Alumni include playwright Arthur Miller, 47th governor of New York and presidential candidate Thomas Dewey, activist Tom Hayden, investment banker Bruce Wasserstein, journalist and physician Sanjay Gupta, former chairman of American Airlines George A. Spater, journalist and game show host Mike Wallace, and former lieutenant governor of Missouri Harriett Woods.

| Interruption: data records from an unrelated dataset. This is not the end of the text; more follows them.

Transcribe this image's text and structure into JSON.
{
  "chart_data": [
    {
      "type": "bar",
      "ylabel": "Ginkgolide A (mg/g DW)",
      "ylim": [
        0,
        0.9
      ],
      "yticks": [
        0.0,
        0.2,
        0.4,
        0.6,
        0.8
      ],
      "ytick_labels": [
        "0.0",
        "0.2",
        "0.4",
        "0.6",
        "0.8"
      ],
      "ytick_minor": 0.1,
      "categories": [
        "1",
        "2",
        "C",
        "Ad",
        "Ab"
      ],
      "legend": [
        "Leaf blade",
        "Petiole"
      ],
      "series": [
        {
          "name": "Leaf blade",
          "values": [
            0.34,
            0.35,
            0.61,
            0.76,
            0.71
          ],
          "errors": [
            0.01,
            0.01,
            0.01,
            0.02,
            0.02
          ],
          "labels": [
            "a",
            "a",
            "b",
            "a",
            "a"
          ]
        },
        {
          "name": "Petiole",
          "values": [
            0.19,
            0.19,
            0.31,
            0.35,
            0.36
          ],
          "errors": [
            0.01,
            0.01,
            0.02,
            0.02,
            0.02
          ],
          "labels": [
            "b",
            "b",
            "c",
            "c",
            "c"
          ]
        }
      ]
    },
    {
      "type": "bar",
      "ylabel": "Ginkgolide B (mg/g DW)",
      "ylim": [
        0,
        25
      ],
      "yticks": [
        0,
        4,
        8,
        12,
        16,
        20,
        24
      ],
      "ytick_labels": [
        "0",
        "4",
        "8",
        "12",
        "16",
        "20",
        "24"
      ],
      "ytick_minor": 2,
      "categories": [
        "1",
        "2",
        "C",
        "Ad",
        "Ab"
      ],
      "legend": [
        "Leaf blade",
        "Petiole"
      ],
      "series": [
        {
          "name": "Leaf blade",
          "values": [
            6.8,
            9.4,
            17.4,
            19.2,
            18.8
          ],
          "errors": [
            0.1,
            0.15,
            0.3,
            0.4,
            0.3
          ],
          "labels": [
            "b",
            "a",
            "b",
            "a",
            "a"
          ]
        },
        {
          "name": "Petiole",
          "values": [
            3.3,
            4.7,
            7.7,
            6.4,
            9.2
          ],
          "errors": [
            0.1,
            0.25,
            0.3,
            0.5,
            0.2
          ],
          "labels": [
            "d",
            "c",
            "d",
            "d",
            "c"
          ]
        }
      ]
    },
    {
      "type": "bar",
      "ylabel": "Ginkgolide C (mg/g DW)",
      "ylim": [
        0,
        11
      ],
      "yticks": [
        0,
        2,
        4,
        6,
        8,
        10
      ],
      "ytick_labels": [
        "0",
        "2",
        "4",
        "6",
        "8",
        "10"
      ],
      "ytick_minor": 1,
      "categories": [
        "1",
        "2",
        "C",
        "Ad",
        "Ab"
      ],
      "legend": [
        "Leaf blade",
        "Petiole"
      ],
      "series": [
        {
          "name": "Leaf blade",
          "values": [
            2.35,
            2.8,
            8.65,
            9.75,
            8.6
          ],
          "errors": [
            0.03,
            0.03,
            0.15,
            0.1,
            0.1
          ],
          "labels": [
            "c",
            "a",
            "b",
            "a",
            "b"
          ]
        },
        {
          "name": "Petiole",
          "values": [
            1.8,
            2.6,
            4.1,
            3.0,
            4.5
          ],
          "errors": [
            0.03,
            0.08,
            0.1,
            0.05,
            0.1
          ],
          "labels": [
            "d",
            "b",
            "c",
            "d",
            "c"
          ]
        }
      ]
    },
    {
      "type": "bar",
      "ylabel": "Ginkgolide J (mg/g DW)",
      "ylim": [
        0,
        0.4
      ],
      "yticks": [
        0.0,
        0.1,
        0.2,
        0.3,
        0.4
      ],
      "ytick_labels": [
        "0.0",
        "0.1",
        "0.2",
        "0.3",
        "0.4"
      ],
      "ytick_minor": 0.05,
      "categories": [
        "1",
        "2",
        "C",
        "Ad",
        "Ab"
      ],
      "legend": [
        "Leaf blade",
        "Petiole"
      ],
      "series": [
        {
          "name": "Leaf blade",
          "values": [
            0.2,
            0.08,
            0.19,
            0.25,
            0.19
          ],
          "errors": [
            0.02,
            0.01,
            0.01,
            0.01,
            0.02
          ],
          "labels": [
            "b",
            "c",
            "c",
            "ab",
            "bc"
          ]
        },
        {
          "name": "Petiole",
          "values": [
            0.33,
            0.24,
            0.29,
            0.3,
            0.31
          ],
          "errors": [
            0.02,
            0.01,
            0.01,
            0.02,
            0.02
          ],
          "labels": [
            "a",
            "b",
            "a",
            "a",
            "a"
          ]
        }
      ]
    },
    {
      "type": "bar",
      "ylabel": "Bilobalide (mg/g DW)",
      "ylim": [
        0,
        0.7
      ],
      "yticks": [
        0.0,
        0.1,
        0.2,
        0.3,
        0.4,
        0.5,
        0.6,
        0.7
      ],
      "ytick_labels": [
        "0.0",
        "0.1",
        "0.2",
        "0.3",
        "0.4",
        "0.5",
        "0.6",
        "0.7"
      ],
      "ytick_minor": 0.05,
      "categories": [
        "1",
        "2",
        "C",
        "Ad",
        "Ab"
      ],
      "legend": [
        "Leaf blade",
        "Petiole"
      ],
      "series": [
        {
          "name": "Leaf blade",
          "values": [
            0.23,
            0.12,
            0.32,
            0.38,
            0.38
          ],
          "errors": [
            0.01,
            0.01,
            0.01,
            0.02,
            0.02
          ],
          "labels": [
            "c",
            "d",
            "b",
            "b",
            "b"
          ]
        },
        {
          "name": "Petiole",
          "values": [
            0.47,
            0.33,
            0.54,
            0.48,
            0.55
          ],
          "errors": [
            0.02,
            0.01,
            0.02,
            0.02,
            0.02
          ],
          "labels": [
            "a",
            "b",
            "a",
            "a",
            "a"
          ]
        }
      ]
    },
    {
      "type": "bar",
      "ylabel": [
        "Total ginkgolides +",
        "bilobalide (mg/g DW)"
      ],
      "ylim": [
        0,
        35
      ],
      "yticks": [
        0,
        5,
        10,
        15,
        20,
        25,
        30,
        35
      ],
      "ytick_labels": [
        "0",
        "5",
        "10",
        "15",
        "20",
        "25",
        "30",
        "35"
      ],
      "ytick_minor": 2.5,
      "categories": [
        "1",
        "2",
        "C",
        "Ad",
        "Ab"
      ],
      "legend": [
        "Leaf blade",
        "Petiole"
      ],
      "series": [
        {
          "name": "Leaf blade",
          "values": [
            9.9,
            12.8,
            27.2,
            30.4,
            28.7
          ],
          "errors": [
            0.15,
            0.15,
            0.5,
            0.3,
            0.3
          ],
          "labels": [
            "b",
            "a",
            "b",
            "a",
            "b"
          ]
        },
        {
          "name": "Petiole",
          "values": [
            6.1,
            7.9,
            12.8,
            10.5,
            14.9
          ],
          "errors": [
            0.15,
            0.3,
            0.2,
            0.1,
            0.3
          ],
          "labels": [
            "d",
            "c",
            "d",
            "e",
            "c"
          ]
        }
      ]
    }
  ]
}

Notable journalists and writers include seven Pulitzer Prize winners: Eugene Robinson, Lisa Pollak, Ann Marie Lipinski, Amy Harmon, Stanford Lipsey, and Arthur Miller. They also include notable broadcast journalists like du-Pont Columbia Award winner David Schechter. Singer-Songwriter Avery Friedman wrote for The Daily, and launched their podcast department in 2017, before releasing her debut album in 2025.

Awards won by The Daily include the 2023 National Pacemaker Award in online media, 22 awards from the Society of Professional Journalists in 2020 and 2021, and 14 awards from the Michigan College Press Association in 2018.